I persevered, though, and found an episode of C.S.I. Miami I hadn't yet seen. (I love that show. It's so stupid, it's awesome. And David Caruso is Jack Lord reborn.) After watching that I was hooked, and dug around in some of the darker crannies of the lesser-known cable networks until I finally found It: the discovery which made the whole thing finally click for me and validated what, until that point, had felt like a waste of good puttering time. I found Invader Zim.
More specifically, Episode 8, in which Zim's robot sidekick goes haywire, takes over their secret base and turns into a giant robot dog which then rampages through the city in search of tacos. And burritos.
Zim is the hapless alien invader, whose incompetence is matched only by his delusions of grandeur, and Gir is his slightly-broken sidekick, who more often than not disrupts his master's plans by being playful and dumb. The two are like the binary stars of my personality, distilled to cartoon potency and drawn in fanciful, saturated colors with dialogue written by one of the more sadistically funny minds of our generation. To laugh at Invader Zim is to laugh at my own delusions of self; which is something we could all stand to do from time to time.
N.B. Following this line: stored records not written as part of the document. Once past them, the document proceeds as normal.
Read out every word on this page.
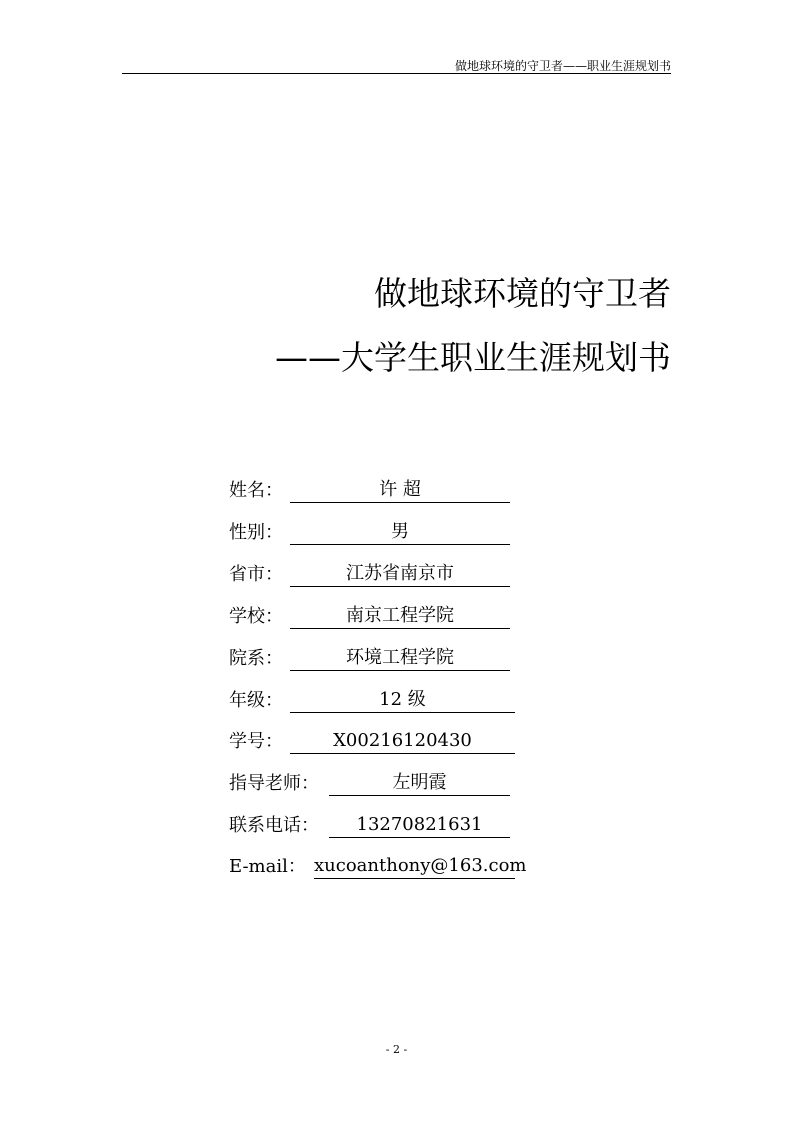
做地球环境的守卫者——职业生涯规划书
做地球环境的守卫者
——大学生职业生涯规划书
姓名：	许 超
性别：	男
省市：	江苏省南京市
学校：	南京工程学院
院系：	环境工程学院
年级：	12 级
学号：	X00216120430
指导老师：	左明霞
联系电话：	13270821631
E-mail： xucoanthony@163.com
- 2 -
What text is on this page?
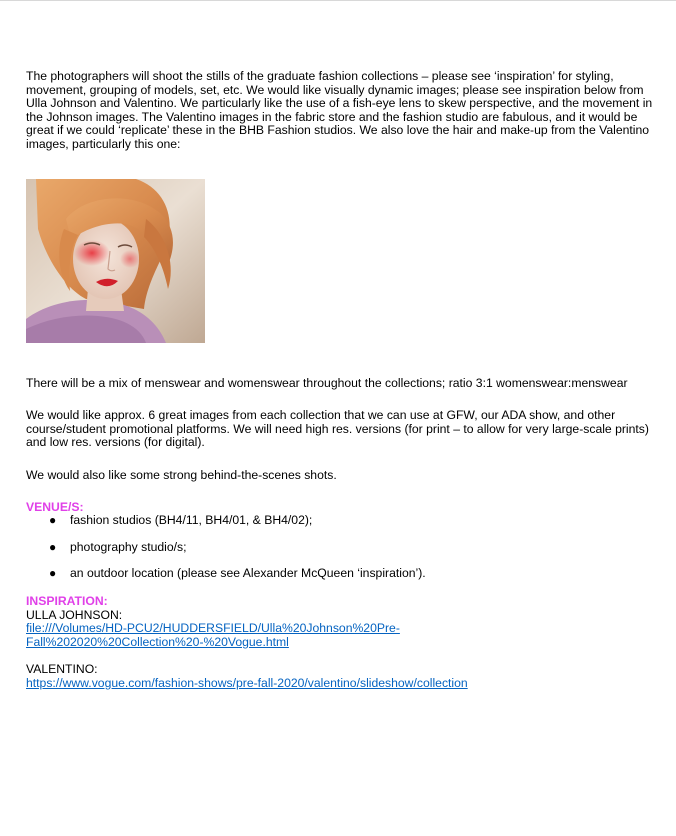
The photographers will shoot the stills of the graduate fashion collections – please see ‘inspiration’ for styling, movement, grouping of models, set, etc. We would like visually dynamic images; please see inspiration below from Ulla Johnson and Valentino. We particularly like the use of a fish-eye lens to skew perspective, and the movement in the Johnson images. The Valentino images in the fabric store and the fashion studio are fabulous, and it would be great if we could ‘replicate’ these in the BHB Fashion studios. We also love the hair and make-up from the Valentino images, particularly this one:

There will be a mix of menswear and womenswear throughout the collections; ratio 3:1 womenswear:menswear

We would like approx. 6 great images from each collection that we can use at GFW, our ADA show, and other course/student promotional platforms. We will need high res. versions (for print – to allow for very large-scale prints) and low res. versions (for digital).

We would also like some strong behind-the-scenes shots.

VENUE/S:

● fashion studios (BH4/11, BH4/01, & BH4/02);
● photography studio/s;
● an outdoor location (please see Alexander McQueen ‘inspiration’).

INSPIRATION:

ULLA JOHNSON:

file:///Volumes/HD-PCU2/HUDDERSFIELD/Ulla%20Johnson%20Pre-
Fall%202020%20Collection%20-%20Vogue.html

VALENTINO:

https://www.vogue.com/fashion-shows/pre-fall-2020/valentino/slideshow/collection
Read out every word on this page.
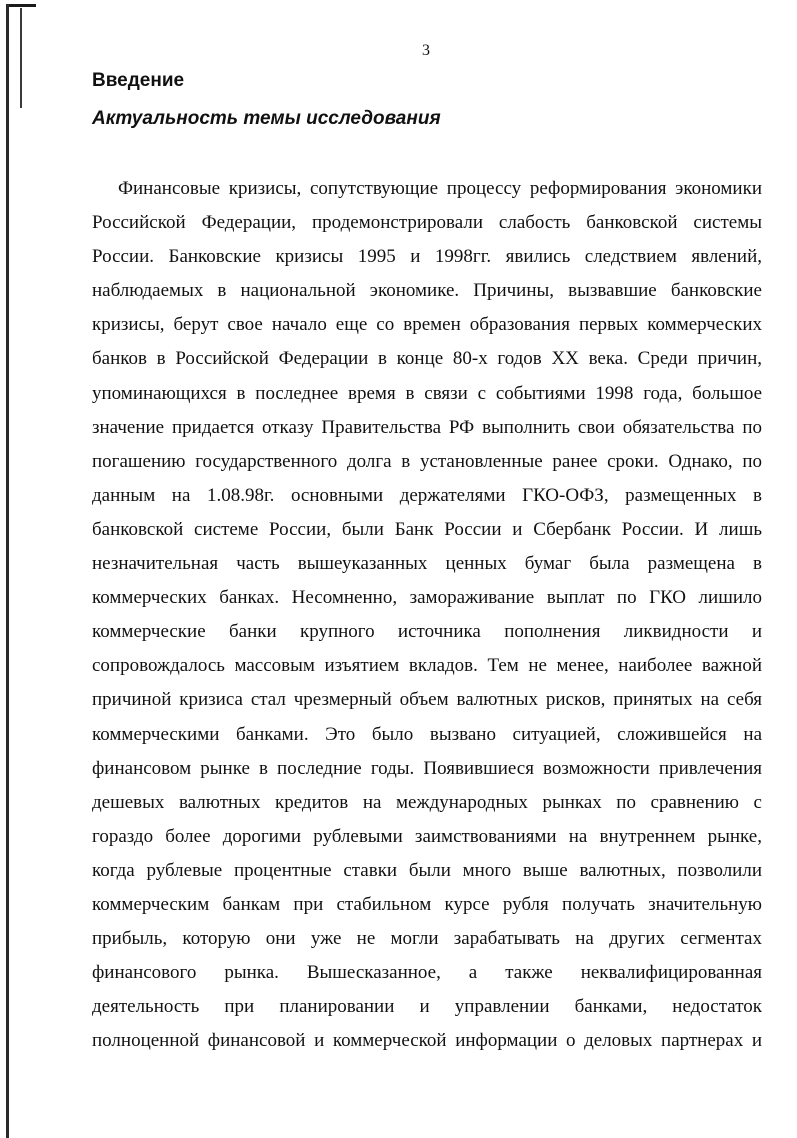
3
Введение
Актуальность темы исследования

Финансовые кризисы, сопутствующие процессу реформирования экономики
Российской Федерации, продемонстрировали слабость банковской системы
России. Банковские кризисы 1995 и 1998гг. явились следствием явлений,
наблюдаемых в национальной экономике. Причины, вызвавшие банковские
кризисы, берут свое начало еще со времен образования первых коммерческих
банков в Российской Федерации в конце 80-х годов XX века. Среди причин,
упоминающихся в последнее время в связи с событиями 1998 года, большое
значение придается отказу Правительства РФ выполнить свои обязательства по
погашению государственного долга в установленные ранее сроки. Однако, по
данным на 1.08.98г. основными держателями ГКО-ОФЗ, размещенных в
банковской системе России, были Банк России и Сбербанк России. И лишь
незначительная часть вышеуказанных ценных бумаг была размещена в
коммерческих банках. Несомненно, замораживание выплат по ГКО лишило
коммерческие банки крупного источника пополнения ликвидности и
сопровождалось массовым изъятием вкладов. Тем не менее, наиболее важной
причиной кризиса стал чрезмерный объем валютных рисков, принятых на себя
коммерческими банками. Это было вызвано ситуацией, сложившейся на
финансовом рынке в последние годы. Появившиеся возможности привлечения
дешевых валютных кредитов на международных рынках по сравнению с
гораздо более дорогими рублевыми заимствованиями на внутреннем рынке,
когда рублевые процентные ставки были много выше валютных, позволили
коммерческим банкам при стабильном курсе рубля получать значительную
прибыль, которую они уже не могли зарабатывать на других сегментах
финансового рынка. Вышесказанное, а также неквалифицированная
деятельность при планировании и управлении банками, недостаток
полноценной финансовой и коммерческой информации о деловых партнерах и
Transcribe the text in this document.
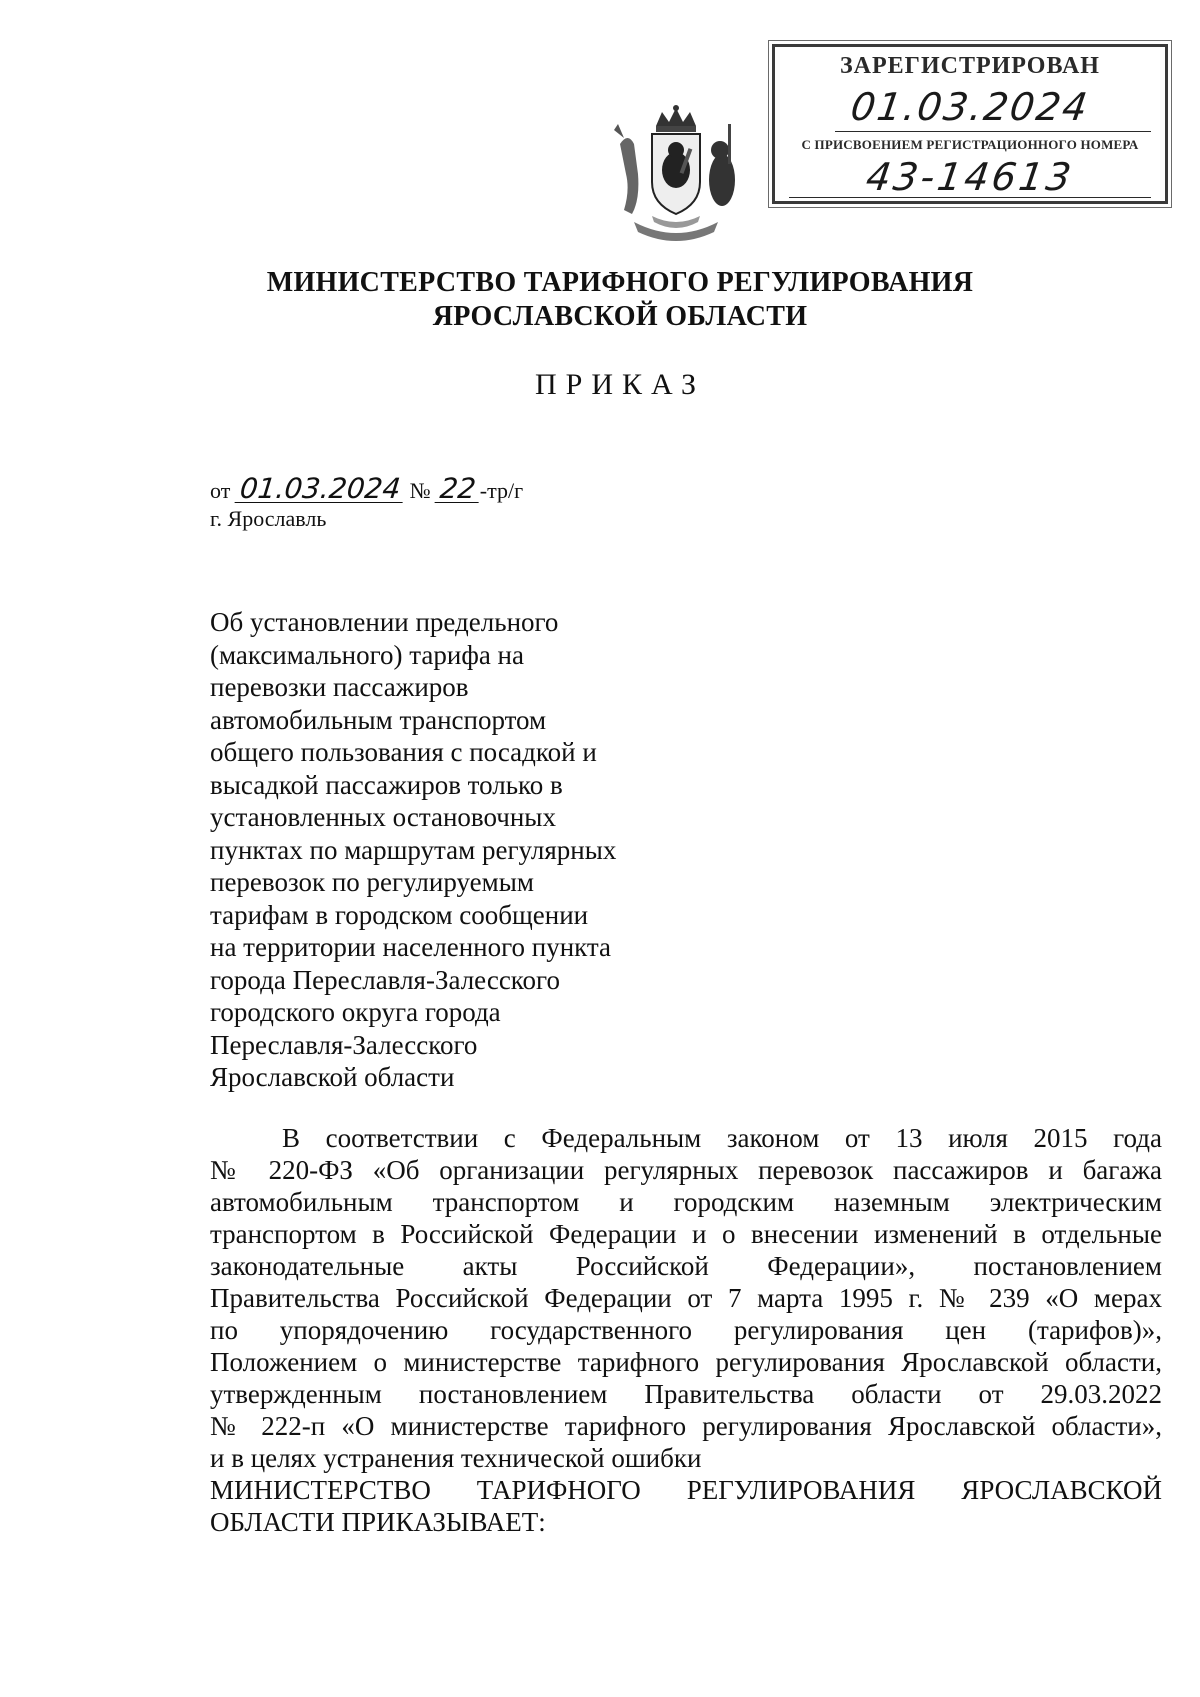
ЗАРЕГИСТРИРОВАН
01.03.2024
С ПРИСВОЕНИЕМ РЕГИСТРАЦИОННОГО НОМЕРА
43-14613
МИНИСТЕРСТВО ТАРИФНОГО РЕГУЛИРОВАНИЯ
ЯРОСЛАВСКОЙ ОБЛАСТИ
ПРИКАЗ
от 01.03.2024 № 22-тр/г
г. Ярославль
Об установлении предельного
(максимального) тарифа на
перевозки пассажиров
автомобильным транспортом
общего пользования с посадкой и
высадкой пассажиров только в
установленных остановочных
пунктах по маршрутам регулярных
перевозок по регулируемым
тарифам в городском сообщении
на территории населенного пункта
города Переславля-Залесского
городского округа города
Переславля-Залесского
Ярославской области
В соответствии с Федеральным законом от 13 июля 2015 года
№ 220-ФЗ «Об организации регулярных перевозок пассажиров и багажа
автомобильным транспортом и городским наземным электрическим
транспортом в Российской Федерации и о внесении изменений в отдельные
законодательные акты Российской Федерации», постановлением
Правительства Российской Федерации от 7 марта 1995 г. № 239 «О мерах
по упорядочению государственного регулирования цен (тарифов)»,
Положением о министерстве тарифного регулирования Ярославской области,
утвержденным постановлением Правительства области от 29.03.2022
№ 222-п «О министерстве тарифного регулирования Ярославской области»,
и в целях устранения технической ошибки
МИНИСТЕРСТВО ТАРИФНОГО РЕГУЛИРОВАНИЯ ЯРОСЛАВСКОЙ
ОБЛАСТИ ПРИКАЗЫВАЕТ:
As Gir would say "It's my favorite show."
As I watched with glee while Gir, valiantly trying to be loyal and obedient, got bored, gave up the fight and began playing with a squeeze toy which would ultimately seal his doom, I couldn't stop laughing, remembering the countless times I'd done the exact same thing. (Minus the doom.)
I have, literally, over a dozen toys on my desk, and regardless of how prolific I may be on any given day, I've stopped at least once per hour to pick up something shiny and play; too bored to work, but with too much energy to rest. Just like on Tuesday, after working 12 hours straight. I should have called it a night, celebrated my productivity and gone to bed, but instead I sat up half the night catching up on old cartoons courtesy of the Xbox Live Video Marketplace.
And that's when the brilliance of Microsoft's Xbox strategy finally hit me (like a squeaky piggy barreling through the vortex of space and time). They've finally done it. They've created a machine that will someday become an indispensable home accessory, just like the PC. An Xbox in every home, under every TV? It sounds far-fetched now, but so did that other prediction, back in the late 70s, when Bill Gates first uttered it.
Microsoft's Live service is doing for entertainment what the home computer did for information: making it possible to access virtually everything, nearly instantly. Thankfully they haven't figured out how to keep it updated. The TV shows are all two or three weeks behind (and falling further each week), and their movie list is growing in dribbles (they'd added two new movies this weekend, from what I could tell). But once they get the kinks worked out, it could be the end of everything. Productivity will cease, pictures will hang crookedly on the walls and dogs will be abandoned.
Apes will rule the Earth. Damn you to hell, Microsoft. Damn you to hell.